En mai 1960, le monopole d'État du tabac — la SEITA — lance une nouvelle cigarette haut de gamme. Tabac brun, papier poreux, paquet flip-top, blason bleu-blanc-rouge. On la veut élégante, parisienne, distinguée. On la baptise Marigny — pour évoquer le théâtre des Champs-Élysées, l'avenue qui longe l'Élysée, les quartiers chics. Le paquet coûte 1,70 franc, contre 1,15 pour les Gauloises. C'est une cigarette de prestige, faite pour les vitrines.

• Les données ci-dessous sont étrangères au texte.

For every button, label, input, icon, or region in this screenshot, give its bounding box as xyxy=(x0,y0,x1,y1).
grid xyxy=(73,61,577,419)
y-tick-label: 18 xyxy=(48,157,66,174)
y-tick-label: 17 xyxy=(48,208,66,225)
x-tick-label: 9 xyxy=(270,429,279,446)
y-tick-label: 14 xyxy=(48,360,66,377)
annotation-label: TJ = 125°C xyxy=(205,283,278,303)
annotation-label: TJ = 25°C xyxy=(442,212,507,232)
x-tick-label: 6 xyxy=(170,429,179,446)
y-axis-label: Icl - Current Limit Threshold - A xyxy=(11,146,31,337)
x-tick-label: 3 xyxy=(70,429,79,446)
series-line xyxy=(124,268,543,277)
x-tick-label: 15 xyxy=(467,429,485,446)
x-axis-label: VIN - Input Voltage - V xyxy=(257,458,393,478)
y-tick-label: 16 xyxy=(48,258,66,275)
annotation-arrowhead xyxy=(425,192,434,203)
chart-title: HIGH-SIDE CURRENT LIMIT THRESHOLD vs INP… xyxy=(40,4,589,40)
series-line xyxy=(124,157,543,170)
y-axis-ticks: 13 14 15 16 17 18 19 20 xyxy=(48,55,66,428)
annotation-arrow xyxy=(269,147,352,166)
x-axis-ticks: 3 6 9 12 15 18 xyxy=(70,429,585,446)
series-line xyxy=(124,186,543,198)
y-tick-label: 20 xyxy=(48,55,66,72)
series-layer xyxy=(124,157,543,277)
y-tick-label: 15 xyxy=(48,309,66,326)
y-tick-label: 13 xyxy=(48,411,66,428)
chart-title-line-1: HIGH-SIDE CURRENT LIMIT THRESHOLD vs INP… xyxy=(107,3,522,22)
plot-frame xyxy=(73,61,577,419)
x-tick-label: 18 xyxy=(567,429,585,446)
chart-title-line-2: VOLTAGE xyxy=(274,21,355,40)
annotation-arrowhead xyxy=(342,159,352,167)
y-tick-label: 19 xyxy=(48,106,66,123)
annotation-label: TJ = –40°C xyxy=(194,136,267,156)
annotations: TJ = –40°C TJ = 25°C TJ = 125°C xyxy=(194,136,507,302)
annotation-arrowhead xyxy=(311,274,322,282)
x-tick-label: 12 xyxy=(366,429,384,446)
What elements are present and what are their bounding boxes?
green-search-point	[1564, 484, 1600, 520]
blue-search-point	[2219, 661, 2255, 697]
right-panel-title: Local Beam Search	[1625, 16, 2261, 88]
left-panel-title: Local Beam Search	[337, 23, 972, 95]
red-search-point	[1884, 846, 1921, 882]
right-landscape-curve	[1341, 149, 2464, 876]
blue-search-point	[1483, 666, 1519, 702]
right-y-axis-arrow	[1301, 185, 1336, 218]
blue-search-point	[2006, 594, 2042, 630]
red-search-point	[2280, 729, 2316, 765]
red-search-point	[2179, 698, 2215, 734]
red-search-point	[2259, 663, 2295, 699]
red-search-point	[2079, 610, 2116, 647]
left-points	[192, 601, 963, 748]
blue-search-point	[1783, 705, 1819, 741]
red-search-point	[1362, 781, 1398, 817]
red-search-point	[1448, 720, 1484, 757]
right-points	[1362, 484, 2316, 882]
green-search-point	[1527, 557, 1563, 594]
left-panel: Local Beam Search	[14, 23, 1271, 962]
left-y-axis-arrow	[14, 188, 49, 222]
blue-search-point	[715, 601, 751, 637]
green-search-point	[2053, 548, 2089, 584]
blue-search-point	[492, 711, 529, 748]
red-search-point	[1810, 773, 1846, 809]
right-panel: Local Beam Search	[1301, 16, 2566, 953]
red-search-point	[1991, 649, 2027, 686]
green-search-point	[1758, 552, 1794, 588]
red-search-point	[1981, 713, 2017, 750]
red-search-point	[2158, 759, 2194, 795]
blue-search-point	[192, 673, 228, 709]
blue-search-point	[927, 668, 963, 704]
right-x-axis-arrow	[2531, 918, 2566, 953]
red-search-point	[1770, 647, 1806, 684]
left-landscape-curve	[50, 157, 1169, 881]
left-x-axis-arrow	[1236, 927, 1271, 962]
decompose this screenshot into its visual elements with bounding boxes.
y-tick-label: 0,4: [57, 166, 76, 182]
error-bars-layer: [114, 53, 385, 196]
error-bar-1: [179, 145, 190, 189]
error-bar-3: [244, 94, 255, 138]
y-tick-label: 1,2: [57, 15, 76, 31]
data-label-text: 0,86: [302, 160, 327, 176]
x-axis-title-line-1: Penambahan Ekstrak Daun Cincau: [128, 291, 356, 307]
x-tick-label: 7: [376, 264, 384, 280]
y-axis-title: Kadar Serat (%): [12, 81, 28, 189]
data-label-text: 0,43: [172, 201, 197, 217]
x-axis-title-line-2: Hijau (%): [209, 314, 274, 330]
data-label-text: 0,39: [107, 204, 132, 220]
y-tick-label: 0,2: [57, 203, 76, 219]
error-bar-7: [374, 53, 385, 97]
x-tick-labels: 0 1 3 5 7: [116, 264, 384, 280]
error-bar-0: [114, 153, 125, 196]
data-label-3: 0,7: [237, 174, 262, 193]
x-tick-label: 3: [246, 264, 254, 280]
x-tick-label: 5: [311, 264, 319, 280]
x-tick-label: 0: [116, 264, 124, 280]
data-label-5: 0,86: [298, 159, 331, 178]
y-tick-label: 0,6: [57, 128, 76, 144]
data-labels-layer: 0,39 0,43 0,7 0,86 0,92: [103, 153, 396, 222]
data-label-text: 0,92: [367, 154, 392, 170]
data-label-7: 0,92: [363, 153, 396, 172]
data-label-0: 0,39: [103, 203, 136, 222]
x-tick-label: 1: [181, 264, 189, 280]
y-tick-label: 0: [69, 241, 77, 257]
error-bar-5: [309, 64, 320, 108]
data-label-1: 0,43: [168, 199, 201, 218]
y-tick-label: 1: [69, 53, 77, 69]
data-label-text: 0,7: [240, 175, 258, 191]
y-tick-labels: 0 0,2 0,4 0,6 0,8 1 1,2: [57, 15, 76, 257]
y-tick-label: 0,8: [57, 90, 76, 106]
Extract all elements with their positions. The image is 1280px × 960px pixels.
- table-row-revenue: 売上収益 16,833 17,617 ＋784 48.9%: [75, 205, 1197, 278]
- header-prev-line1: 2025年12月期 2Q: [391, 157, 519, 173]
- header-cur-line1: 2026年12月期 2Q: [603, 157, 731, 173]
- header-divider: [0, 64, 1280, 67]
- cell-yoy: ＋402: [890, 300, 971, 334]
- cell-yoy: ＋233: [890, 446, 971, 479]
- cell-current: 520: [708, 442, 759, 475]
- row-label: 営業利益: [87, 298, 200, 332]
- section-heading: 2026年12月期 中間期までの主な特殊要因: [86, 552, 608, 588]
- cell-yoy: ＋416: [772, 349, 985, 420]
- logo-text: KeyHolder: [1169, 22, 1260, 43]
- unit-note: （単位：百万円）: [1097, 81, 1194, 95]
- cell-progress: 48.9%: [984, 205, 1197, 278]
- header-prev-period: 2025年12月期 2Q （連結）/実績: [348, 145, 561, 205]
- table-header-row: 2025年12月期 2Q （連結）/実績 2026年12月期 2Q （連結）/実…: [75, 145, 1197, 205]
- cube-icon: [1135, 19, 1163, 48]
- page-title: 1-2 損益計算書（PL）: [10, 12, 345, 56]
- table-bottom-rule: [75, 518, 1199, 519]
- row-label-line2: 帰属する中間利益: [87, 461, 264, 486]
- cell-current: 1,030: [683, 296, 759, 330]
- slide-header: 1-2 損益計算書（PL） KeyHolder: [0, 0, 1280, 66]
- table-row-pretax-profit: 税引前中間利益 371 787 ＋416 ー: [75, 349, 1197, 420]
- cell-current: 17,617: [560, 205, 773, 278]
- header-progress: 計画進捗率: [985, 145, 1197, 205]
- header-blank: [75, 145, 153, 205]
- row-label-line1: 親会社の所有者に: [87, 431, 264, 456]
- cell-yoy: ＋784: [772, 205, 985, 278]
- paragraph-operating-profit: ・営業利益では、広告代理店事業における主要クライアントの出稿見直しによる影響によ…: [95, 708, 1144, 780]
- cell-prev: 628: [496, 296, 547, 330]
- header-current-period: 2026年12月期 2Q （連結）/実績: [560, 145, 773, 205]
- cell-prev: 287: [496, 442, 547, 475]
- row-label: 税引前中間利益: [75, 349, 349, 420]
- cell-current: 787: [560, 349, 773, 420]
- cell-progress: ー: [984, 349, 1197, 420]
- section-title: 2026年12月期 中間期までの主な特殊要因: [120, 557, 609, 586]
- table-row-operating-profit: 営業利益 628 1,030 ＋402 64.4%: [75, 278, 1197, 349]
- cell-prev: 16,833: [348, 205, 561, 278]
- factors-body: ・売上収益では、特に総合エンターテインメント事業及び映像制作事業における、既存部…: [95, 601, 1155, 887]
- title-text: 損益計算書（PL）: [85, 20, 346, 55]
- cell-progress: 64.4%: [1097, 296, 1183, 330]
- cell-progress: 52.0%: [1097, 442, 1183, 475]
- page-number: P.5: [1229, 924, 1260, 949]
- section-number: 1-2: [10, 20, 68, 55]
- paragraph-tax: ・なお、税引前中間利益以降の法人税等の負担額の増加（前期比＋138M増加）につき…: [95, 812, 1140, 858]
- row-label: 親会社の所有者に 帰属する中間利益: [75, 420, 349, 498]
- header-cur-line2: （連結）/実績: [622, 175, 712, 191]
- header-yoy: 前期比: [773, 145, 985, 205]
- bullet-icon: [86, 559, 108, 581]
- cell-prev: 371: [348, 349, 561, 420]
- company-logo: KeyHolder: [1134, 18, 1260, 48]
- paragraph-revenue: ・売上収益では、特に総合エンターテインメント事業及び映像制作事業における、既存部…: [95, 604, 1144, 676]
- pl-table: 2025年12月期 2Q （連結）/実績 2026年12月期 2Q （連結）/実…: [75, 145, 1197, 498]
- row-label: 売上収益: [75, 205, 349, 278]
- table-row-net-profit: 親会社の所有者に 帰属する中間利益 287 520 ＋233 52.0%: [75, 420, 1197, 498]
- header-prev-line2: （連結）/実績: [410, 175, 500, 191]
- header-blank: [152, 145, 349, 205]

« La Marigny est vraiment la cigarette du repos et de la détente. » — Publicité SEITA, novembre 1962

Au même moment, dans toute la France, des bars-tabacs en difficulté reçoivent une proposition discrète du monopole : une aide financière substantielle en échange d’un changement de nom. Il faut prendre celui d’une marque maison — Balto, Narval, Marigny. Beaucoup acceptent. Des Marigny fleurissent à Santec, à Boulogne-Billancourt, à Limoges, à Muret.

Notre Marigny à nous, au coin de la rue Clemenceau, existe depuis 1888 — soixante-douze ans déjà. A-t-il changé de nom en 1960 pour toucher l’aide ? S’est-il toujours appelé ainsi ? Les archives manquent.

La cigarette Marigny existe encore en 2026, produite par Imperial Tobacco. Devenue rare, presque introuvable. Notre Marigny à nous, lui, est toujours là.